According to the law of conservation of momentum, we have
[tex]p_{i1}+p_{i2}=p_{f1}+p_{f2}_{}[/tex]Where p = mv. So, using the definition of momentum, we have
[tex]m_1v_{i1}+m_2v_{i2}=m_1v_{f1}+m_2v_{f2}[/tex]Let's use the given magnitudes and replace them with their letters.

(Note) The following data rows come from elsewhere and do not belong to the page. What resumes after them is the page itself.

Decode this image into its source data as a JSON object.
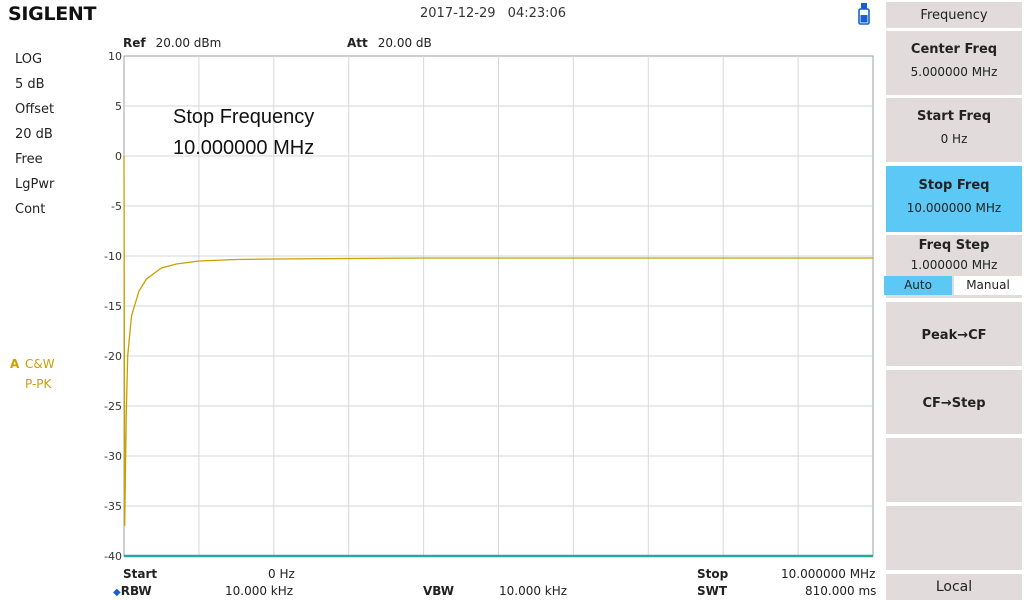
{
  "header": {
    "brand": "SIGLENT",
    "datetime": "2017-12-29   04:23:06"
  },
  "left_status": [
    "LOG",
    "5 dB",
    "Offset",
    "20 dB",
    "Free",
    "LgPwr",
    "Cont"
  ],
  "trace": {
    "letter": "A",
    "mode": "C&W",
    "detector": "P-PK",
    "color": "#c8a000"
  },
  "ref": {
    "label": "Ref",
    "value": "20.00 dBm"
  },
  "att": {
    "label": "Att",
    "value": "20.00 dB"
  },
  "overlay": {
    "title": "Stop Frequency",
    "value": "10.000000 MHz"
  },
  "y_ticks": [
    "10",
    "5",
    "0",
    "-5",
    "-10",
    "-15",
    "-20",
    "-25",
    "-30",
    "-35",
    "-40"
  ],
  "bottom": {
    "start_label": "Start",
    "start_value": "0 Hz",
    "stop_label": "Stop",
    "stop_value": "10.000000 MHz",
    "rbw_label": "RBW",
    "rbw_value": "10.000 kHz",
    "vbw_label": "VBW",
    "vbw_value": "10.000 kHz",
    "swt_label": "SWT",
    "swt_value": "810.000 ms"
  },
  "softkeys": {
    "menu_title": "Frequency",
    "center_freq": {
      "label": "Center Freq",
      "value": "5.000000 MHz"
    },
    "start_freq": {
      "label": "Start Freq",
      "value": "0 Hz"
    },
    "stop_freq": {
      "label": "Stop Freq",
      "value": "10.000000 MHz"
    },
    "freq_step": {
      "label": "Freq Step",
      "value": "1.000000 MHz",
      "auto": "Auto",
      "manual": "Manual"
    },
    "peak_cf": "Peak→CF",
    "cf_step": "CF→Step",
    "local": "Local"
  },
  "chart_data": {
    "type": "line",
    "ylim": [
      -40,
      10
    ],
    "xlim_mhz": [
      0,
      10
    ],
    "series": [
      {
        "color": "#c8a000",
        "x": [
          0,
          0.01,
          0.03,
          0.05,
          0.1,
          0.2,
          0.3,
          0.5,
          0.7,
          1.0,
          1.5,
          2.0,
          3.0,
          4.0,
          5.0,
          6.0,
          7.0,
          8.0,
          9.0,
          10.0
        ],
        "y": [
          0,
          -37,
          -26,
          -20,
          -16,
          -13.5,
          -12.3,
          -11.2,
          -10.8,
          -10.5,
          -10.35,
          -10.3,
          -10.25,
          -10.2,
          -10.2,
          -10.2,
          -10.2,
          -10.2,
          -10.2,
          -10.2
        ]
      },
      {
        "color": "#2aa7a0",
        "x": [
          0,
          10
        ],
        "y": [
          -40,
          -40
        ]
      }
    ]
  }
}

[tex]1,391\operatorname{kg}\cdot17.4(\frac{m}{s})+1,280\operatorname{kg}\cdot v_{i2}=1,391\operatorname{kg}\cdot0+1,280\operatorname{kg}\cdot0[/tex]Observe that both final velocities are null because they come to stop. Let's solve for v.
[tex]\begin{gathered} 24,203.4\operatorname{kg}\cdot\frac{m}{s}+1,280\operatorname{kg}\cdot v_{i2}=0 \\ 1,280\operatorname{kg}\cdot v_{i2}=-24,203.4\operatorname{kg}\cdot\frac{m}{s} \\ v_{i2}=\frac{-24,203.4\operatorname{kg}\cdot\frac{m}{s}}{1,280\operatorname{kg}} \\ v_{i2}\approx-18.91(\frac{m}{s}) \end{gathered}[/tex]The negative sign shows that the second car is headed in the Western direction.